But really, the point of his sermon was that tithing should be a part of your budget; that being generous to others is a part of honoring God, and therefore, it should be in your budget.
While I haven't fully accepted the whole church-thing just yet, I do like to go and listen, and each week I challenge myself to really understand the message, and listen to what it can teach me. Sometimes, I have to think on it a little bit; I've been known to judge way too quickly.
Whether I agree with a church giving financial advice is really beside the point. Pastor did say something that really stuck with me. He said that living in excessive debt makes it hard for people to form a relationship with God; that basically, you can't serve two masters, and if you're drowning in debt, your lender ends up being the master you owe.

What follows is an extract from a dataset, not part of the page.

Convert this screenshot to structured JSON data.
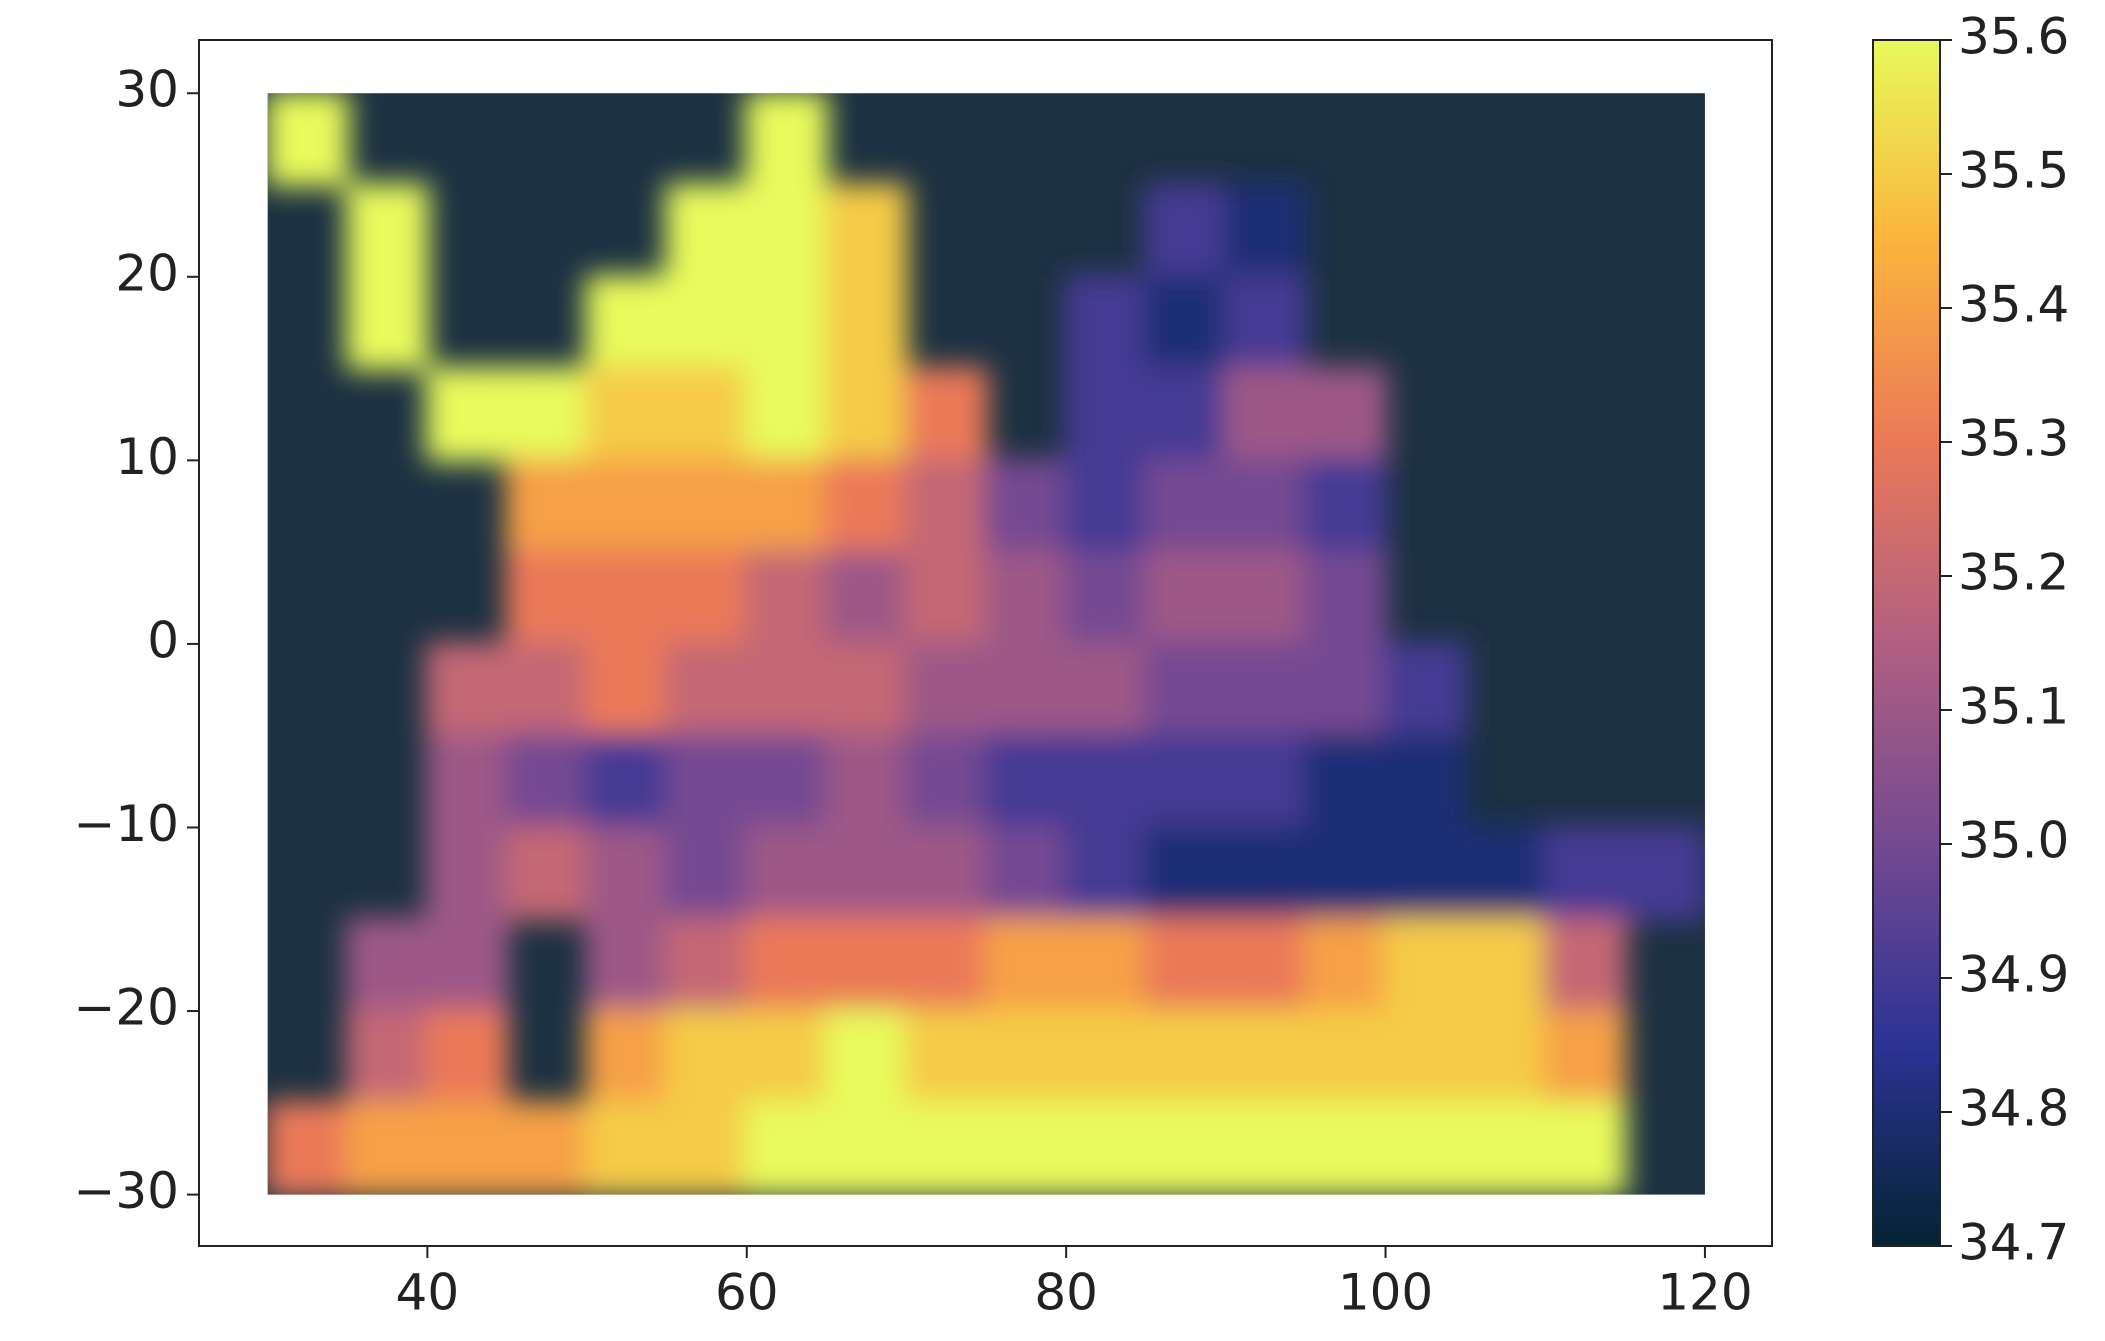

Whether or not you believe in religion or God or consider yourself a Christian, I feel like there is something for everyone in that message. When you get too attached to money - or to the things or status it buys - you lose a part of yourself. You can't manage a good relationship with yourself, with God or with anyone else if you're always chasing the next "thing."
Drowning in debt means you've made your lender your master. They're not looking out for you; they don't care about your or your family or your future. Your lender isn't your friend. So why would you forsake your relationships, or your own self respect - to serve them?
Christian or not, I think anyone could agree that doesn't make any sense.
Anyone who knows me knows I like my stuff. They also know I put up with a job simply because it allows me the chance to have the things I like and meet my obligations.
But don't confuse responsibility or enjoyment with serving the wrong master. Those are things you want, but what you need is an honest, healthy relationship with yourself, your family, or with God.
Until you understand that, you won't ever truly be rich.